È Enrico Scotto, apicoltore a Bene Vagienna, a spiegare perché due dei suoi tre apiari, anch’essi travolti dalla furia del Tanaro, si trovavano lungo il fiume la notte del 2 ottobre: «Dopo la fioritura del castagno, di solito, portiamo le api nei fondovalle per la melata di bosco: sono aree poco antropizzate, ricche di prati e di fioriture più tardive, che sono essenziali per preparare gli insetti allo svernamento. È stato un bel disastro! Ho perso 150 arnie sulle 400 della mia azienda: il danno lo dovrò calcolare nei prossimi due anni. Oltre alla mancata produzione di miele, c’è da conteggiare anche le nuove famiglie che avrei potuto vendere e che dovrò invece rimpiazzare».

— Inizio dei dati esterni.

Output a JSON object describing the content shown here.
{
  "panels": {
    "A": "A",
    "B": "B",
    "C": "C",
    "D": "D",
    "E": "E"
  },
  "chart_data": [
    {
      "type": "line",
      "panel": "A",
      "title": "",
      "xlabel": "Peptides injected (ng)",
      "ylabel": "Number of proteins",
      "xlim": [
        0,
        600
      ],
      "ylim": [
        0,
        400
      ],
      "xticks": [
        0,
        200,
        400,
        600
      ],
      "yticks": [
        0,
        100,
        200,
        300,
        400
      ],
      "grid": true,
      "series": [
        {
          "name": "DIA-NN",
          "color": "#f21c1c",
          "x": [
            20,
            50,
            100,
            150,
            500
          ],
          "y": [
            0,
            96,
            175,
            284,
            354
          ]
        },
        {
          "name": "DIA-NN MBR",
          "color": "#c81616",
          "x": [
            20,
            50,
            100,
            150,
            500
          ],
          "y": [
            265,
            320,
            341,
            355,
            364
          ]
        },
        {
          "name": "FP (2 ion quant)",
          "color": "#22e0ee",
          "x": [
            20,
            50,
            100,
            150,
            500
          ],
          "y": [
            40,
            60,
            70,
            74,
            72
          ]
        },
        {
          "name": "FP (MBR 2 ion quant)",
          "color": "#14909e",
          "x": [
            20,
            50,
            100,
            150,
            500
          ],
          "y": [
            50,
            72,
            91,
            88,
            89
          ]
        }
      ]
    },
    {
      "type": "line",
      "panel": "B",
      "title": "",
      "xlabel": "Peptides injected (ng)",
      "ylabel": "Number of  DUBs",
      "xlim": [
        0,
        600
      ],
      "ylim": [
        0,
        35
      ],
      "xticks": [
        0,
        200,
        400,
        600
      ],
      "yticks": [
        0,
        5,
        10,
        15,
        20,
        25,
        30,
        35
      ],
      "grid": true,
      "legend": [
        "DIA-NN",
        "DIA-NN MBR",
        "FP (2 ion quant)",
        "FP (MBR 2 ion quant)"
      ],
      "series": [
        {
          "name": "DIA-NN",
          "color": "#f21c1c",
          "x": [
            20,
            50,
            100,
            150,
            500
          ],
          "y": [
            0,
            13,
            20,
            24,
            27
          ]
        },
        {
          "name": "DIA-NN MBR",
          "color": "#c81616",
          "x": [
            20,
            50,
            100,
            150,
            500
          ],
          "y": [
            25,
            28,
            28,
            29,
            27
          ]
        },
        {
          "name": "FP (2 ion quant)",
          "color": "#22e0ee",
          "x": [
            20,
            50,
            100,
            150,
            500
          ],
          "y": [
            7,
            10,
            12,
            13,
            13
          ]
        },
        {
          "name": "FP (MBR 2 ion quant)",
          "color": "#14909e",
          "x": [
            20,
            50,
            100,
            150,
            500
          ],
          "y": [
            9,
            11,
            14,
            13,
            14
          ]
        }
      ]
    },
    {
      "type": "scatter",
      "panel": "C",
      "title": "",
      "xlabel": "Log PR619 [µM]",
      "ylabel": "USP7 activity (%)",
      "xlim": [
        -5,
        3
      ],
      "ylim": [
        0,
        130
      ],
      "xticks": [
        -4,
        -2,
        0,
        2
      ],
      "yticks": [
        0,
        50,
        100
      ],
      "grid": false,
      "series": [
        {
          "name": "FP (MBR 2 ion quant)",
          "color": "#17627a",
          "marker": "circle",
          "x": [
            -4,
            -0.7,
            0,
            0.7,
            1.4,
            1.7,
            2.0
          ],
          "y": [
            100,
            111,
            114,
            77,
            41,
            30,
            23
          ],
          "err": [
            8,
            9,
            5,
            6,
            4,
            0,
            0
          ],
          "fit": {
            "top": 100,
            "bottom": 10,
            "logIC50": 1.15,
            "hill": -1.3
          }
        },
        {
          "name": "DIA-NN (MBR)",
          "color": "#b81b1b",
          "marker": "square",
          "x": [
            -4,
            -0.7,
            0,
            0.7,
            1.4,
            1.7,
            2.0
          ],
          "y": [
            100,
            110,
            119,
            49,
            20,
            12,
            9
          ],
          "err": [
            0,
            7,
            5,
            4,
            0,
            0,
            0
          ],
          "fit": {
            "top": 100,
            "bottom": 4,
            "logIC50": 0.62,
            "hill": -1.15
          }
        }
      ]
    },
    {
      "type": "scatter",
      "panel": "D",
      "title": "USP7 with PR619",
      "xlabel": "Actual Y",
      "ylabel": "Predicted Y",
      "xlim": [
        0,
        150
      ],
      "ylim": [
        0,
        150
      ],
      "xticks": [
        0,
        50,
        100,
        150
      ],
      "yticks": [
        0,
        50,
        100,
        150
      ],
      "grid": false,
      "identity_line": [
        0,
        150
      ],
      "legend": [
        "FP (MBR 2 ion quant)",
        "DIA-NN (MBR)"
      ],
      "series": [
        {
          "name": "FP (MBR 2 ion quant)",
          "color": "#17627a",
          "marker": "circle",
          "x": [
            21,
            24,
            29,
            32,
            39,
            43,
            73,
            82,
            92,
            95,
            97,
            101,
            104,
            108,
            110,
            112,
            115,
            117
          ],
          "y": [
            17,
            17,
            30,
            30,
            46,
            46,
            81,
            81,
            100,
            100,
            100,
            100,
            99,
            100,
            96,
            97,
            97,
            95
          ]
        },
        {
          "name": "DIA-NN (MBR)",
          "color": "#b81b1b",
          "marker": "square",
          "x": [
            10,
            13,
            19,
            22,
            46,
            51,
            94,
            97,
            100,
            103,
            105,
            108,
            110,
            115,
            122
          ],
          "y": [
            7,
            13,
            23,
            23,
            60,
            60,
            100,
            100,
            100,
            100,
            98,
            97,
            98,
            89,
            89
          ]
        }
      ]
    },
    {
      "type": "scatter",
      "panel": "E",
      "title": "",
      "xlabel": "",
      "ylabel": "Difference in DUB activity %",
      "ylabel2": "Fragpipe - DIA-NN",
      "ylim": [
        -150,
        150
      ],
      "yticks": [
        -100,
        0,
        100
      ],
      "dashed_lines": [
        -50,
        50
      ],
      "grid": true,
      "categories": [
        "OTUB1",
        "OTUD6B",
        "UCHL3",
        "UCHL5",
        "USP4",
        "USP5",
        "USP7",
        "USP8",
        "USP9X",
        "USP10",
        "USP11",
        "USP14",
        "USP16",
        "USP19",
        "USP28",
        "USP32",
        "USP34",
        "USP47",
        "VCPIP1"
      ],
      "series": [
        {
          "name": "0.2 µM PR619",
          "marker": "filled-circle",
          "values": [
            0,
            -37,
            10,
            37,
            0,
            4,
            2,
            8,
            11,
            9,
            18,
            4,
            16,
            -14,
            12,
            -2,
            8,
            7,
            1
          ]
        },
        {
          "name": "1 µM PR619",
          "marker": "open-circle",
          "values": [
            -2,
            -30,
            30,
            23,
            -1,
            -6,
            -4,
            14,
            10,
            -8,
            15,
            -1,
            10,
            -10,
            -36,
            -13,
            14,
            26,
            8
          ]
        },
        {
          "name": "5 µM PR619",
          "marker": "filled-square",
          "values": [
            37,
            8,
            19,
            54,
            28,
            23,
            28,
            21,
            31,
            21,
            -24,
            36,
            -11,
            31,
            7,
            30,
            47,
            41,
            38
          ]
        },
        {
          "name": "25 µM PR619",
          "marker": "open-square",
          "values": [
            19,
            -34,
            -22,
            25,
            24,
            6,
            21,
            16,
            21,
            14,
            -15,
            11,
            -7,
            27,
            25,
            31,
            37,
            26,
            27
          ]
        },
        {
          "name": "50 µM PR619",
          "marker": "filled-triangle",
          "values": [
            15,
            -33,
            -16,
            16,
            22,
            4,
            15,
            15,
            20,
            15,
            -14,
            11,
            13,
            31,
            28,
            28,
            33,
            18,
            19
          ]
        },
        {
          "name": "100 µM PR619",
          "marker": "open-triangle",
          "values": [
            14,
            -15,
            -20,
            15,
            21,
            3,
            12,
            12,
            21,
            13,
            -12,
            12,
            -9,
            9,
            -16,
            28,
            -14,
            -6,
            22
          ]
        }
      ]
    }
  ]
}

Sul fronte della produzione preoccupa la flessione della melata, prodotto che si ricava dalle secrezioni di un insetto, la metcalfa pruinosa, che si nutre di linfa vegetale, di cui digerisce la parte proteica, espellendo la zuccherina. «Già oggi, nell’Alessandrino non se ne produce più e sta diventando un problema. La mia azienda è passata da circa 45 quintali, di due anni fa, a zero; oggi gli antagonisti naturali introdotti in agricoltura hanno eliminato l’insetto.

Il raccolto di melata era fondamentale per preparare le api a svernare, poiché le rafforzava, riducendo la moria che, invece arriva anche al 40%: con le nutrizioni artificiali non otteniamo lo stesso effetto». Guido Molinero produce miele a Lequio Tanaro: anche le sue api erano lungo il fiume fino a poche settimane addietro: «Le api vanno ormai portate via: dobbiamo andare in montagna, dove non ci sono coltivazioni. Lungo il fiume ci sarebbe la possibilità di produrre molto miele, i prati sono gialli di tarassaco in primavera, ma si usa diserbante ovunque». Prosegue Molinero: «Avevo apiari a Niella Tanaro e Cherasco, ma li avevo trasferiti poco prima dell’ultima alluvione. Tutti portiamo le arnie nelle basse fluviali: si raccoglie infatti più melata. O, meglio, si raccoglieva, perché la metcalfa è praticamente sparita e, con l’insetto, anche una buona fetta di reddito: «Era l’ultimo raccolto; poteva impattare anche per il 40% sui ricavi. Con la melata si poteva “aggiustare” la primavera scarsa», riprende Molinero, che conclude con una soluzione: «Puntare sui mieli primaverili, portando le api in Liguria a svernare per avere famiglie più forti sulle prime fioriture, come ciliegio e tarassaco, che sono caratterizzate da rese minori, perché le api non sono sviluppate».